The reason people won’t or can’t pay the extra buck for a sandwich at a minimum-wage eatery, whose pay suddenly becomes $10.10 an hour, is because the office workers haven’t received a cost-of-living or merit increase for the last six years. It's the office workers who are getting pinched, but when they complain about how expensive the food is at the lunch counter or grocery store, they should rightly direct their anger at their employers for stagnating wages instead of parroting the lies being fed to them by corporate-run media outlets who want you to think that equitable wages leads to job loss.

It’s fundamental that poverty creates no demand, and that’s the real harm to our economy; when people aren't paid equitably for the fruits of their labor, they buy cheaper and fewer products and services. It’s intuitive that when wages contract, consumer demand contracts.

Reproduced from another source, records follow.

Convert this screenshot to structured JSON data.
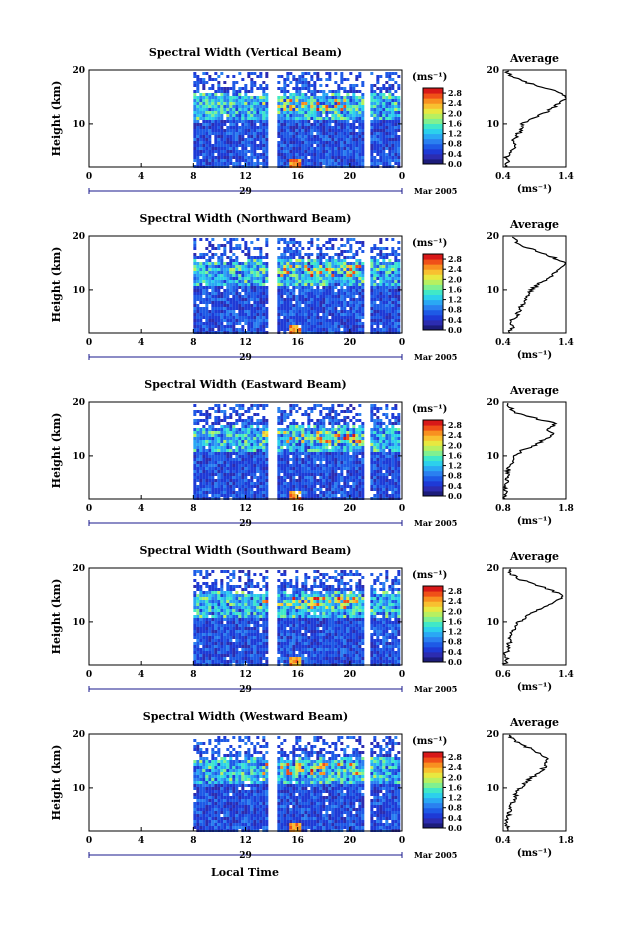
{
  "colorbar_colors": [
    "#1c1c7a",
    "#2c2cb0",
    "#1e3ad6",
    "#1e5ae6",
    "#2a80f0",
    "#2aa8f4",
    "#2cd0ec",
    "#40e8c8",
    "#80f090",
    "#b8f060",
    "#e8e840",
    "#f8c030",
    "#f89020",
    "#f05018",
    "#d81818"
  ],
  "chart_data": [
    {
      "type": "heatmap",
      "title": "Spectral Width (Vertical Beam)",
      "ylabel": "Height (km)",
      "xlabel": "",
      "x_ticks": [
        "0",
        "4",
        "8",
        "12",
        "16",
        "20",
        "0"
      ],
      "date_label": "29",
      "date_right": "Mar 2005",
      "y_ticks": [
        "20",
        "10"
      ],
      "xlim": [
        0,
        24
      ],
      "ylim": [
        2,
        20
      ],
      "data_start_hour": 8,
      "gap_hours": [
        14,
        21.2
      ],
      "colorbar": {
        "unit": "(ms⁻¹)",
        "ticks": [
          "2.8",
          "2.4",
          "2.0",
          "1.6",
          "1.2",
          "0.8",
          "0.4",
          "0.0"
        ],
        "range": [
          0,
          3.0
        ]
      },
      "average": {
        "title": "Average",
        "xlabel": "(ms⁻¹)",
        "x_ticks": [
          "0.4",
          "1.4"
        ],
        "y_ticks": [
          "20",
          "10"
        ],
        "xlim": [
          0.4,
          1.4
        ],
        "ylim": [
          2,
          20
        ],
        "heights": [
          2,
          3,
          4,
          5,
          6,
          7,
          8,
          9,
          10,
          11,
          12,
          13,
          14,
          15,
          16,
          17,
          18,
          19,
          20
        ],
        "values": [
          0.42,
          0.5,
          0.45,
          0.55,
          0.6,
          0.58,
          0.62,
          0.7,
          0.72,
          0.85,
          1.05,
          1.2,
          1.3,
          1.42,
          1.25,
          0.95,
          0.7,
          0.5,
          0.45
        ]
      }
    },
    {
      "type": "heatmap",
      "title": "Spectral Width (Northward Beam)",
      "ylabel": "Height (km)",
      "xlabel": "",
      "x_ticks": [
        "0",
        "4",
        "8",
        "12",
        "16",
        "20",
        "0"
      ],
      "date_label": "29",
      "date_right": "Mar 2005",
      "y_ticks": [
        "20",
        "10"
      ],
      "xlim": [
        0,
        24
      ],
      "ylim": [
        2,
        20
      ],
      "data_start_hour": 8,
      "gap_hours": [
        14,
        21.2
      ],
      "colorbar": {
        "unit": "(ms⁻¹)",
        "ticks": [
          "2.8",
          "2.4",
          "2.0",
          "1.6",
          "1.2",
          "0.8",
          "0.4",
          "0.0"
        ],
        "range": [
          0,
          3.0
        ]
      },
      "average": {
        "title": "Average",
        "xlabel": "(ms⁻¹)",
        "x_ticks": [
          "0.4",
          "1.4"
        ],
        "y_ticks": [
          "20",
          "10"
        ],
        "xlim": [
          0.4,
          1.4
        ],
        "ylim": [
          2,
          20
        ],
        "heights": [
          2,
          3,
          4,
          5,
          6,
          7,
          8,
          9,
          10,
          11,
          12,
          13,
          14,
          15,
          16,
          17,
          18,
          19,
          20
        ],
        "values": [
          0.5,
          0.55,
          0.5,
          0.6,
          0.65,
          0.7,
          0.75,
          0.8,
          0.85,
          0.95,
          1.1,
          1.2,
          1.3,
          1.38,
          1.2,
          1.0,
          0.75,
          0.6,
          0.55
        ]
      }
    },
    {
      "type": "heatmap",
      "title": "Spectral Width (Eastward Beam)",
      "ylabel": "Height (km)",
      "xlabel": "",
      "x_ticks": [
        "0",
        "4",
        "8",
        "12",
        "16",
        "20",
        "0"
      ],
      "date_label": "29",
      "date_right": "Mar 2005",
      "y_ticks": [
        "20",
        "10"
      ],
      "xlim": [
        0,
        24
      ],
      "ylim": [
        2,
        20
      ],
      "data_start_hour": 8,
      "gap_hours": [
        14,
        21.2
      ],
      "colorbar": {
        "unit": "(ms⁻¹)",
        "ticks": [
          "2.8",
          "2.4",
          "2.0",
          "1.6",
          "1.2",
          "0.8",
          "0.4",
          "0.0"
        ],
        "range": [
          0,
          3.0
        ]
      },
      "average": {
        "title": "Average",
        "xlabel": "(ms⁻¹)",
        "x_ticks": [
          "0.8",
          "1.8"
        ],
        "y_ticks": [
          "20",
          "10"
        ],
        "xlim": [
          0.8,
          1.8
        ],
        "ylim": [
          2,
          20
        ],
        "heights": [
          2,
          3,
          4,
          5,
          6,
          7,
          8,
          9,
          10,
          11,
          12,
          13,
          14,
          15,
          16,
          17,
          18,
          19,
          20
        ],
        "values": [
          0.82,
          0.85,
          0.83,
          0.86,
          0.88,
          0.87,
          0.9,
          0.95,
          1.0,
          1.1,
          1.3,
          1.45,
          1.6,
          1.5,
          1.65,
          1.3,
          1.0,
          0.9,
          0.88
        ]
      }
    },
    {
      "type": "heatmap",
      "title": "Spectral Width (Southward Beam)",
      "ylabel": "Height (km)",
      "xlabel": "",
      "x_ticks": [
        "0",
        "4",
        "8",
        "12",
        "16",
        "20",
        "0"
      ],
      "date_label": "29",
      "date_right": "Mar 2005",
      "y_ticks": [
        "20",
        "10"
      ],
      "xlim": [
        0,
        24
      ],
      "ylim": [
        2,
        20
      ],
      "data_start_hour": 8,
      "gap_hours": [
        14,
        21.2
      ],
      "colorbar": {
        "unit": "(ms⁻¹)",
        "ticks": [
          "2.8",
          "2.4",
          "2.0",
          "1.6",
          "1.2",
          "0.8",
          "0.4",
          "0.0"
        ],
        "range": [
          0,
          3.0
        ]
      },
      "average": {
        "title": "Average",
        "xlabel": "(ms⁻¹)",
        "x_ticks": [
          "0.6",
          "1.4"
        ],
        "y_ticks": [
          "20",
          "10"
        ],
        "xlim": [
          0.6,
          1.4
        ],
        "ylim": [
          2,
          20
        ],
        "heights": [
          2,
          3,
          4,
          5,
          6,
          7,
          8,
          9,
          10,
          11,
          12,
          13,
          14,
          15,
          16,
          17,
          18,
          19,
          20
        ],
        "values": [
          0.62,
          0.65,
          0.63,
          0.66,
          0.68,
          0.7,
          0.72,
          0.75,
          0.8,
          0.9,
          1.0,
          1.15,
          1.3,
          1.35,
          1.2,
          1.0,
          0.8,
          0.7,
          0.66
        ]
      }
    },
    {
      "type": "heatmap",
      "title": "Spectral Width (Westward Beam)",
      "ylabel": "Height (km)",
      "xlabel": "Local Time",
      "x_ticks": [
        "0",
        "4",
        "8",
        "12",
        "16",
        "20",
        "0"
      ],
      "date_label": "29",
      "date_right": "Mar 2005",
      "y_ticks": [
        "20",
        "10"
      ],
      "xlim": [
        0,
        24
      ],
      "ylim": [
        2,
        20
      ],
      "data_start_hour": 8,
      "gap_hours": [
        14,
        21.2
      ],
      "colorbar": {
        "unit": "(ms⁻¹)",
        "ticks": [
          "2.8",
          "2.4",
          "2.0",
          "1.6",
          "1.2",
          "0.8",
          "0.4",
          "0.0"
        ],
        "range": [
          0,
          3.0
        ]
      },
      "average": {
        "title": "Average",
        "xlabel": "(ms⁻¹)",
        "x_ticks": [
          "0.4",
          "1.8"
        ],
        "y_ticks": [
          "20",
          "10"
        ],
        "xlim": [
          0.4,
          1.8
        ],
        "ylim": [
          2,
          20
        ],
        "heights": [
          2,
          3,
          4,
          5,
          6,
          7,
          8,
          9,
          10,
          11,
          12,
          13,
          14,
          15,
          16,
          17,
          18,
          19,
          20
        ],
        "values": [
          0.45,
          0.5,
          0.48,
          0.52,
          0.55,
          0.6,
          0.65,
          0.7,
          0.8,
          0.9,
          1.05,
          1.2,
          1.35,
          1.4,
          1.3,
          1.1,
          0.8,
          0.6,
          0.5
        ]
      }
    }
  ]
}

Corporations don’t add jobs when they’re handed a few tax breaks and other subsidies. They add jobs when demand increases; when the customers are there. If a corporation gets a gift from the tax payer, it makes more sense that the CEO buys a Learjet than to add jobs if demand can’t support the additional workforce.

You cannot have a conversation about the housing bubble and its economic impacts without also talking about depressed wages and lost jobs and the suffering on Main Street and in our neighborhoods. In the game of musical chairs that is our financial markets, it’s not hard to see who got the cushy chairs when the music stopped; they’re the same ones to whom the political class are beholden, and therefore shielded from any accountability.

But we’re getting used to CEOs taking the first slice of the pie for themselves. They’re people, too, right?

Corporations are comprised of individuals, so the notion that they, as entities, are entitled to be recognized as people is completely beyond the pale of fairness. When corporations are granted the same rights as individuals, we find that corporations exercise extra rights – super rights, if you will – through enormously greater power and influence … more than any other collective of people.

Corporations already have a huge advantage when it comes to influencing government via their in-house captive audience, those individuals who comprise the corporation, who are at least somewhat subservient to their employer. To add to that the extraordinary status as “person” is mind boggling.